Thursday, April 20, 2006

Now, this is semi-cool: Nile releases city's deep history
ALEXANDER wasn't quite so great after all. Sure, he conquered most of the world known to the ancient Greeks, but he didn't found the Egyptian city of Alexandria - he just rebranded it. It now seems that this part of the Nile has been settled for at least 4500 years, pre-dating Alexander's arrival by a good two millennia.

Alain Véron from the Paul Cézanne University in Aix-en-Provence, France, and colleagues made the discovery by measuring the variations in lead concentration in a mud core from Alexandria's ancient harbour.
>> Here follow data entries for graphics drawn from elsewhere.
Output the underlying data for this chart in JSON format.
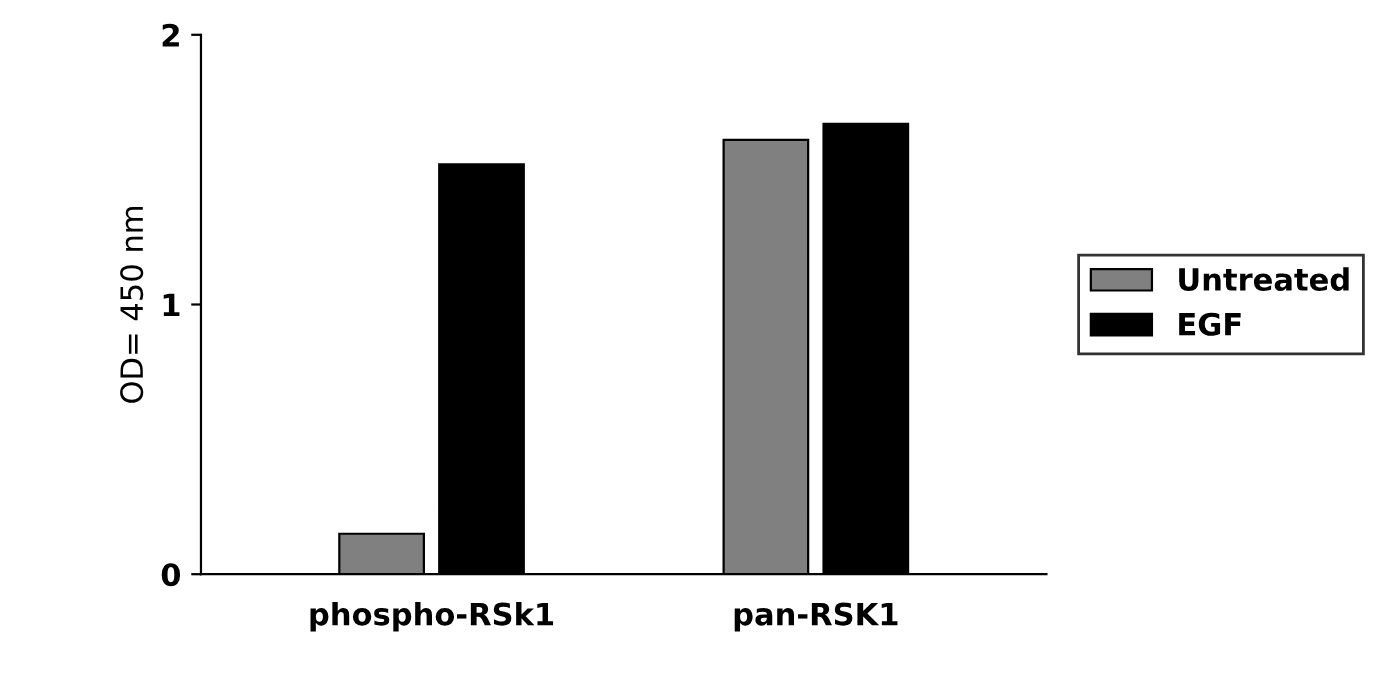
{
  "chart_data": {
    "type": "bar",
    "ylabel": "OD= 450 nm",
    "categories": [
      "phospho-RSk1",
      "pan-RSK1"
    ],
    "series": [
      {
        "name": "Untreated",
        "color": "#808080",
        "values": [
          0.15,
          1.61
        ]
      },
      {
        "name": "EGF",
        "color": "#000000",
        "values": [
          1.52,
          1.67
        ]
      }
    ],
    "ylim": [
      0,
      2
    ],
    "yticks": [
      0,
      1,
      2
    ],
    "grid": false,
    "legend": "right"
  }
}
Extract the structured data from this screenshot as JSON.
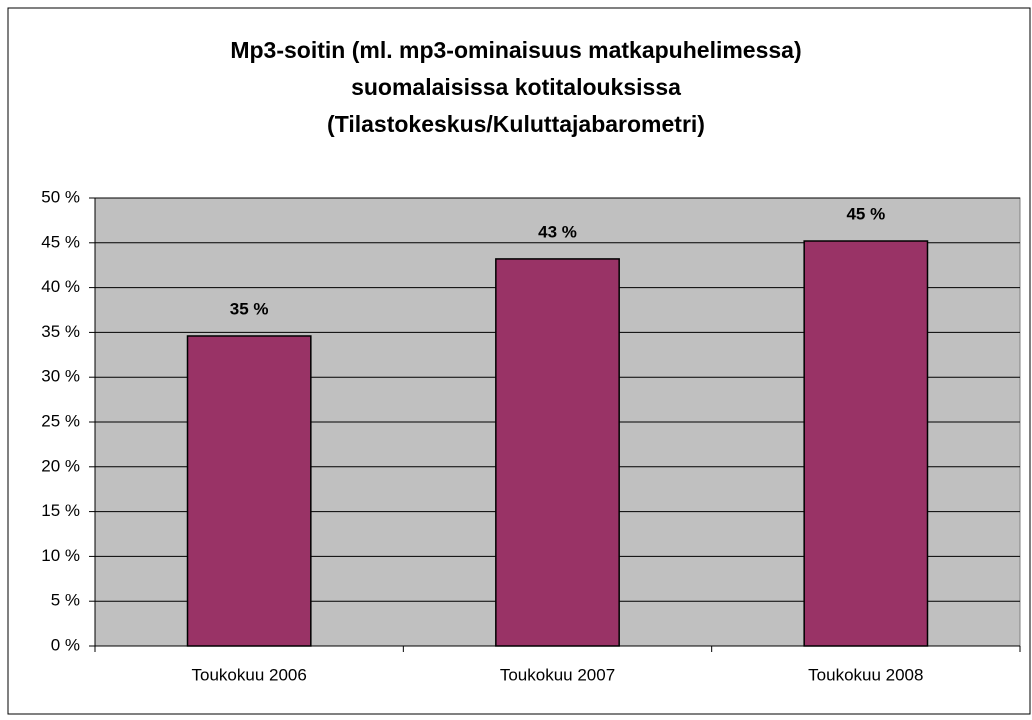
{
  "chart_data": {
    "type": "bar",
    "title": [
      "Mp3-soitin (ml. mp3-ominaisuus matkapuhelimessa)",
      "suomalaisissa kotitalouksissa",
      "(Tilastokeskus/Kuluttajabarometri)"
    ],
    "categories": [
      "Toukokuu 2006",
      "Toukokuu 2007",
      "Toukokuu 2008"
    ],
    "values": [
      34.6,
      43.2,
      45.2
    ],
    "value_labels": [
      "35 %",
      "43 %",
      "45 %"
    ],
    "color": "#993366",
    "ylim": [
      0,
      50
    ],
    "yticks": [
      {
        "value": 0,
        "label": "0 %"
      },
      {
        "value": 5,
        "label": "5 %"
      },
      {
        "value": 10,
        "label": "10 %"
      },
      {
        "value": 15,
        "label": "15 %"
      },
      {
        "value": 20,
        "label": "20 %"
      },
      {
        "value": 25,
        "label": "25 %"
      },
      {
        "value": 30,
        "label": "30 %"
      },
      {
        "value": 35,
        "label": "35 %"
      },
      {
        "value": 40,
        "label": "40 %"
      },
      {
        "value": 45,
        "label": "45 %"
      },
      {
        "value": 50,
        "label": "50 %"
      }
    ],
    "grid": true
  }
}
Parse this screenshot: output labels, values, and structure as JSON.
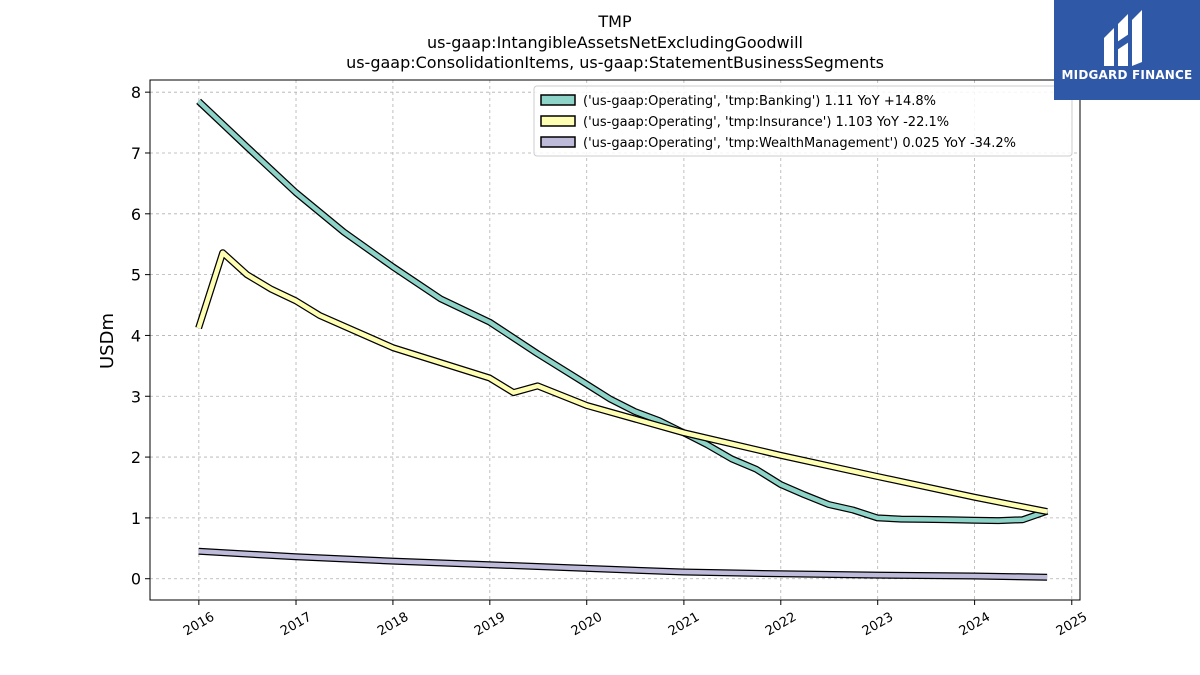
{
  "chart_data": {
    "type": "line",
    "title_lines": [
      "TMP",
      "us-gaap:IntangibleAssetsNetExcludingGoodwill",
      "us-gaap:ConsolidationItems, us-gaap:StatementBusinessSegments"
    ],
    "xlabel": "",
    "ylabel": "USDm",
    "xlim": [
      "2015-07-01",
      "2025-02-01"
    ],
    "ylim": [
      -0.35,
      8.2
    ],
    "x_ticks": [
      "2016",
      "2017",
      "2018",
      "2019",
      "2020",
      "2021",
      "2022",
      "2023",
      "2024",
      "2025"
    ],
    "y_ticks": [
      0,
      1,
      2,
      3,
      4,
      5,
      6,
      7,
      8
    ],
    "grid": true,
    "legend_position": "top-right",
    "series": [
      {
        "name": "('us-gaap:Operating', 'tmp:Banking') 1.11 YoY +14.8%",
        "color": "#8dd3c7",
        "points": [
          [
            "2015-12-31",
            7.85
          ],
          [
            "2016-06-30",
            7.1
          ],
          [
            "2016-12-31",
            6.35
          ],
          [
            "2017-06-30",
            5.7
          ],
          [
            "2017-12-31",
            5.13
          ],
          [
            "2018-06-30",
            4.6
          ],
          [
            "2018-12-31",
            4.22
          ],
          [
            "2019-06-30",
            3.7
          ],
          [
            "2019-12-31",
            3.2
          ],
          [
            "2020-03-31",
            2.95
          ],
          [
            "2020-06-30",
            2.75
          ],
          [
            "2020-09-30",
            2.6
          ],
          [
            "2020-12-31",
            2.4
          ],
          [
            "2021-03-31",
            2.2
          ],
          [
            "2021-06-30",
            1.97
          ],
          [
            "2021-09-30",
            1.8
          ],
          [
            "2021-12-31",
            1.55
          ],
          [
            "2022-03-31",
            1.38
          ],
          [
            "2022-06-30",
            1.22
          ],
          [
            "2022-09-30",
            1.13
          ],
          [
            "2022-12-31",
            1.0
          ],
          [
            "2023-03-31",
            0.98
          ],
          [
            "2023-06-30",
            0.975
          ],
          [
            "2023-09-30",
            0.97
          ],
          [
            "2023-12-31",
            0.96
          ],
          [
            "2024-03-31",
            0.955
          ],
          [
            "2024-06-30",
            0.97
          ],
          [
            "2024-09-30",
            1.11
          ]
        ]
      },
      {
        "name": "('us-gaap:Operating', 'tmp:Insurance') 1.103 YoY -22.1%",
        "color": "#ffffb3",
        "points": [
          [
            "2015-12-31",
            4.12
          ],
          [
            "2016-03-31",
            5.36
          ],
          [
            "2016-06-30",
            5.0
          ],
          [
            "2016-09-30",
            4.76
          ],
          [
            "2016-12-31",
            4.57
          ],
          [
            "2017-03-31",
            4.33
          ],
          [
            "2017-12-31",
            3.8
          ],
          [
            "2018-12-31",
            3.3
          ],
          [
            "2019-03-31",
            3.06
          ],
          [
            "2019-06-30",
            3.17
          ],
          [
            "2019-12-31",
            2.85
          ],
          [
            "2020-12-31",
            2.4
          ],
          [
            "2021-12-31",
            2.03
          ],
          [
            "2022-12-31",
            1.68
          ],
          [
            "2023-12-31",
            1.34
          ],
          [
            "2024-09-30",
            1.103
          ]
        ]
      },
      {
        "name": "('us-gaap:Operating', 'tmp:WealthManagement') 0.025 YoY -34.2%",
        "color": "#bebada",
        "points": [
          [
            "2015-12-31",
            0.45
          ],
          [
            "2016-12-31",
            0.36
          ],
          [
            "2017-12-31",
            0.29
          ],
          [
            "2018-12-31",
            0.23
          ],
          [
            "2019-12-31",
            0.17
          ],
          [
            "2020-12-31",
            0.11
          ],
          [
            "2021-12-31",
            0.08
          ],
          [
            "2022-12-31",
            0.06
          ],
          [
            "2023-12-31",
            0.045
          ],
          [
            "2024-09-30",
            0.025
          ]
        ]
      }
    ]
  },
  "logo": {
    "text": "MIDGARD FINANCE",
    "color": "#2f58a6"
  }
}
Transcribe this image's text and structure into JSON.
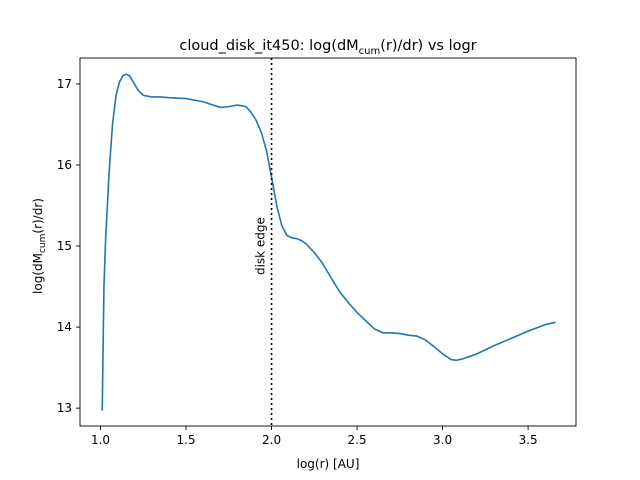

They determined how lead levels had changed over time by carbon-dating seashells found in the core.

Clear pulses of lead contamination occurred between 2686 and 2181 BC and then again from 1000 to 800 BC. The researchers conclude that these peaks were associated with human activities such as plumbing, fishing, building and ship-building. This is supported by ancient texts, which mention a settlement named Rhakotis (Geophysical Research Letters, DOI: 10.1029/2006GL025824).

Lead levels rocketed around 330 BC when Alexander the Great arrived, and got higher by the time of the Roman empire about 400 years later. The work should settle a long-running debate over the founding of the city based on literary evidence.


That's the whole thing. One wonders if the source is demonstrably from local activities and not farther upstream though.